Scn2a severe hypomorphic mutation decreases excitatory synaptic input and causes autism-associated behaviors

• Published in: JCI insight Vol. 6; no. 15
• Main Authors: Wang, Hong-Gang, Bavley, Charlotte C, Li, Anfei, Jones, Rebecca M, Hackett, Jonathan, Bayleyen, Yared, Lee, Francis S, Rajadhyaksha, Anjali M, Pitt, Geoffrey S
• Format: Journal Article
• Language: English
• Published: United States American Society for Clinical Investigation 09.08.2021; American Society for Clinical investigation
• Subjects: Animal Communication; Animals; Autism Spectrum Disorder - genetics; Autism Spectrum Disorder - psychology; Behavior, Animal - physiology; Brain - pathology; Cells, Cultured; Correlation of Data; Disease Models, Animal; Gene Expression Regulation; Loss of Function Mutation; Mice; NAV1.2 Voltage-Gated Sodium Channel - genetics; Neurons - metabolism; Neuroscience; Mouse models; Neuroscience; Ion channels
• ISSN: 2379-3708; 2379-3708
• DOI: 10.1172/jci.insight.150698

SCN2A, encoding the neuronal voltage-gated Na+ channel NaV1.2, is one of the most commonly affected loci linked to autism spectrum disorders (ASDs).

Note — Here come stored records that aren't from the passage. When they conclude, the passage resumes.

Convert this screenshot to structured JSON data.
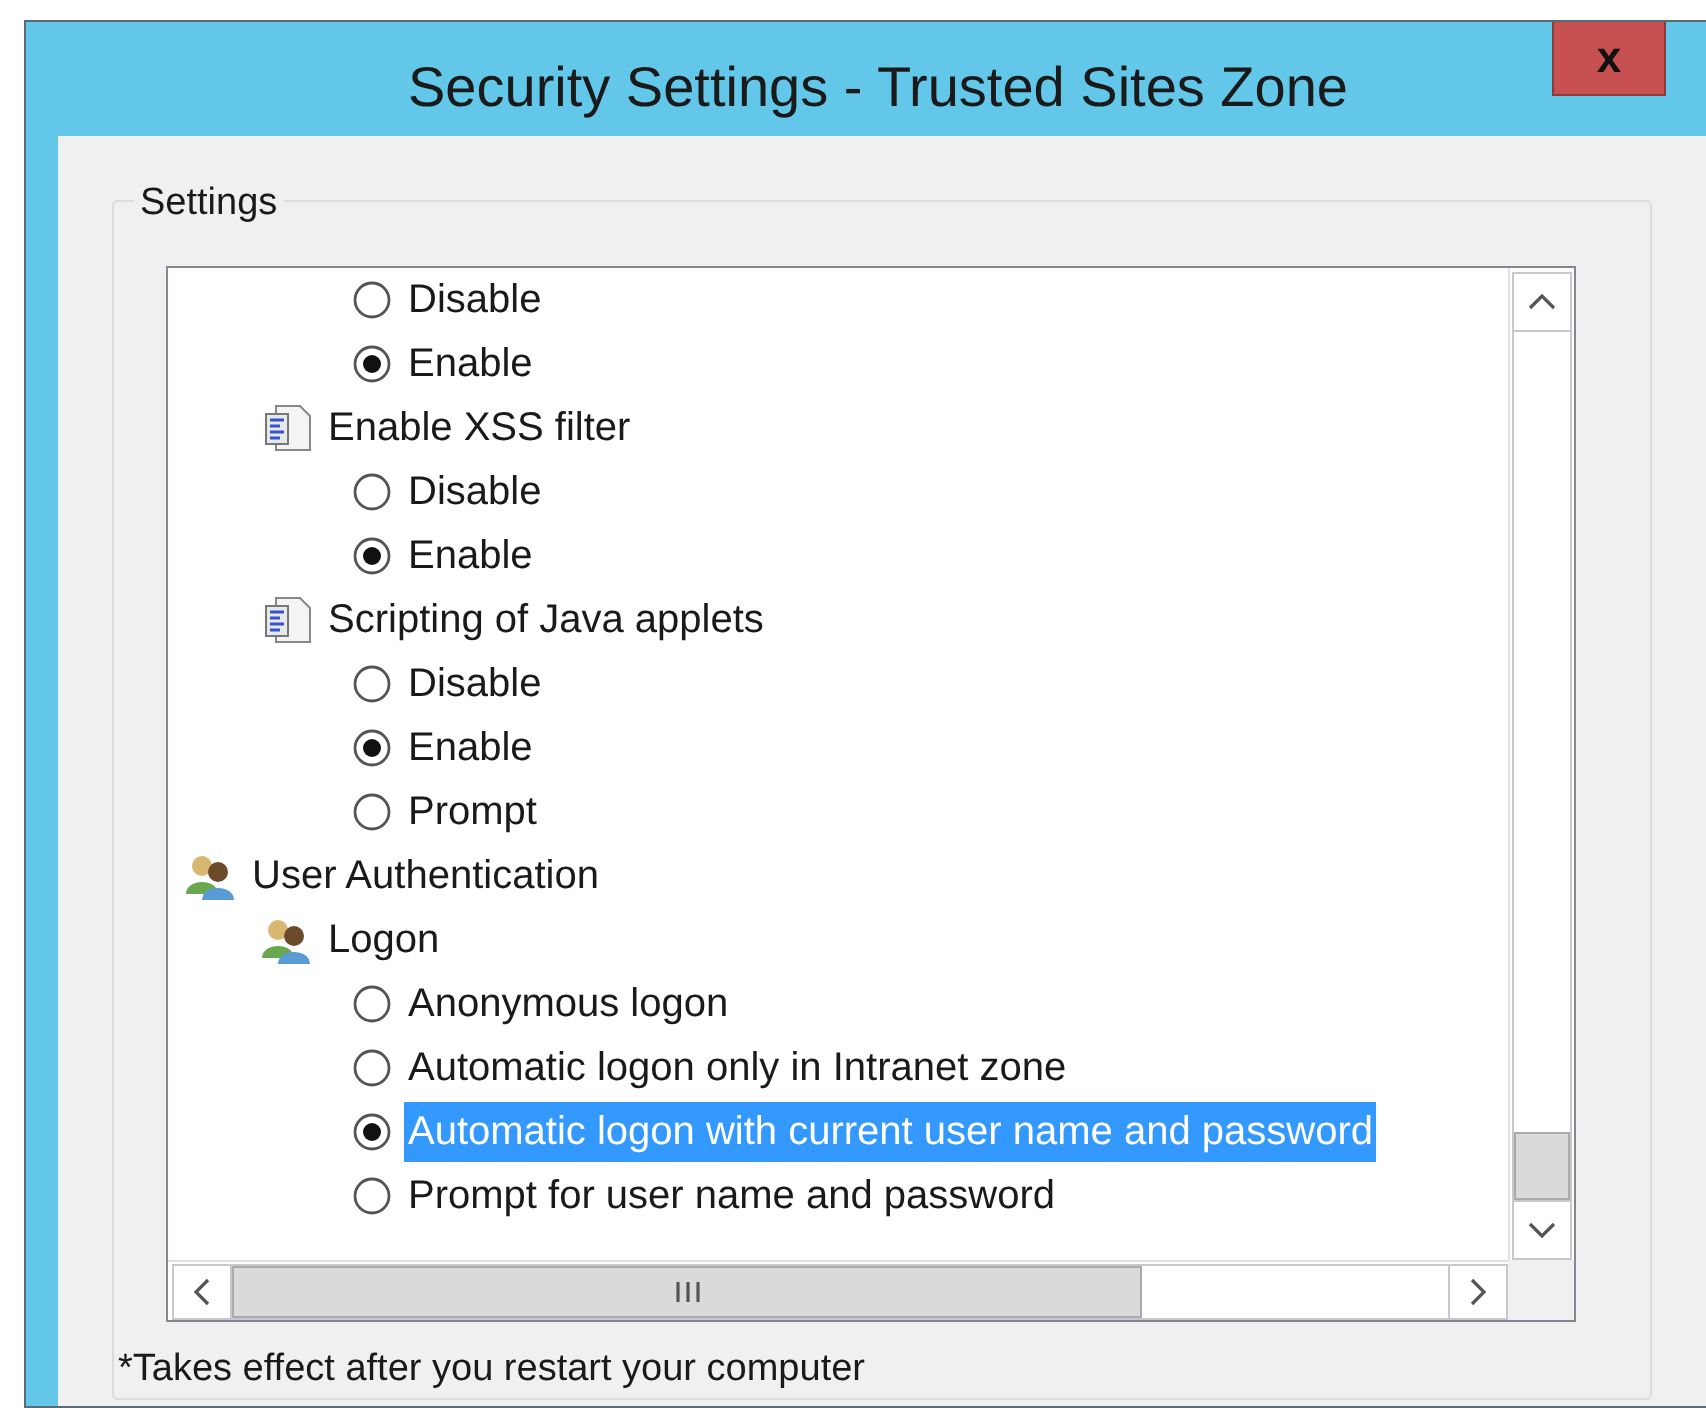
{
  "window": {
    "title": "Security Settings - Trusted Sites Zone",
    "close_label": "x"
  },
  "settings_group": {
    "label": "Settings"
  },
  "tree": [
    {
      "kind": "continued",
      "children": [
        {
          "kind": "continued",
          "children": [
            {
              "kind": "option",
              "label": "Disable",
              "selected": false,
              "focused": false
            },
            {
              "kind": "option",
              "label": "Enable",
              "selected": true,
              "focused": false
            }
          ]
        },
        {
          "kind": "script",
          "label": "Enable XSS filter",
          "children": [
            {
              "kind": "option",
              "label": "Disable",
              "selected": false,
              "focused": false
            },
            {
              "kind": "option",
              "label": "Enable",
              "selected": true,
              "focused": false
            }
          ]
        },
        {
          "kind": "script",
          "label": "Scripting of Java applets",
          "children": [
            {
              "kind": "option",
              "label": "Disable",
              "selected": false,
              "focused": false
            },
            {
              "kind": "option",
              "label": "Enable",
              "selected": true,
              "focused": false
            },
            {
              "kind": "option",
              "label": "Prompt",
              "selected": false,
              "focused": false
            }
          ]
        }
      ]
    },
    {
      "kind": "users",
      "label": "User Authentication",
      "children": [
        {
          "kind": "users",
          "label": "Logon",
          "children": [
            {
              "kind": "option",
              "label": "Anonymous logon",
              "selected": false,
              "focused": false
            },
            {
              "kind": "option",
              "label": "Automatic logon only in Intranet zone",
              "selected": false,
              "focused": false
            },
            {
              "kind": "option",
              "label": "Automatic logon with current user name and password",
              "selected": true,
              "focused": true
            },
            {
              "kind": "option",
              "label": "Prompt for user name and password",
              "selected": false,
              "focused": false
            }
          ]
        }
      ]
    }
  ],
  "footnote": "*Takes effect after you restart your computer"
}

Most ASD-associated mutations in SCN2A are loss-of-function mutations, but studies examining how such mutations affect neuronal function and whether Scn2a mutant mice display ASD endophenotypes have been inconsistent. We generated a protein truncation variant Scn2a mouse model (Scn2aΔ1898/+) by CRISPR that eliminates the NaV1.2 channel's distal intracellular C-terminal domain, and we analyzed the molecular and cellular consequences of this variant in a heterologous expression system, in neuronal culture, in brain slices, and in vivo. We also analyzed multiple behaviors in WT and Scn2aΔ1898/+ mice and correlated behaviors with clinical data obtained in human subjects with SCN2A variants. Expression of the NaV1.2 mutant in a heterologous expression system revealed decreased NaV1.2 channel function, and cultured pyramidal neurons isolated from Scn2aΔ1898/+ forebrain showed correspondingly reduced voltage-gated Na+ channel currents without compensation from other CNS voltage-gated Na+ channels. Na+ currents in inhibitory neurons were unaffected. Consistent with loss of voltage-gated Na+ channel currents, Scn2aΔ1898/+ pyramidal neurons displayed reduced excitability in forebrain neuronal culture and reduced excitatory synaptic input onto the pyramidal neurons in brain slices. Scn2aΔ1898/+ mice displayed several behavioral abnormalities, including abnormal social interactions that reflect behavior observed in humans with ASD and with harboring loss-of-function SCN2A variants. This model and its cellular electrophysiological characterizations provide a framework for tracing how a SCN2A loss-of-function variant leads to cellular defects that result in ASD-associated behaviors.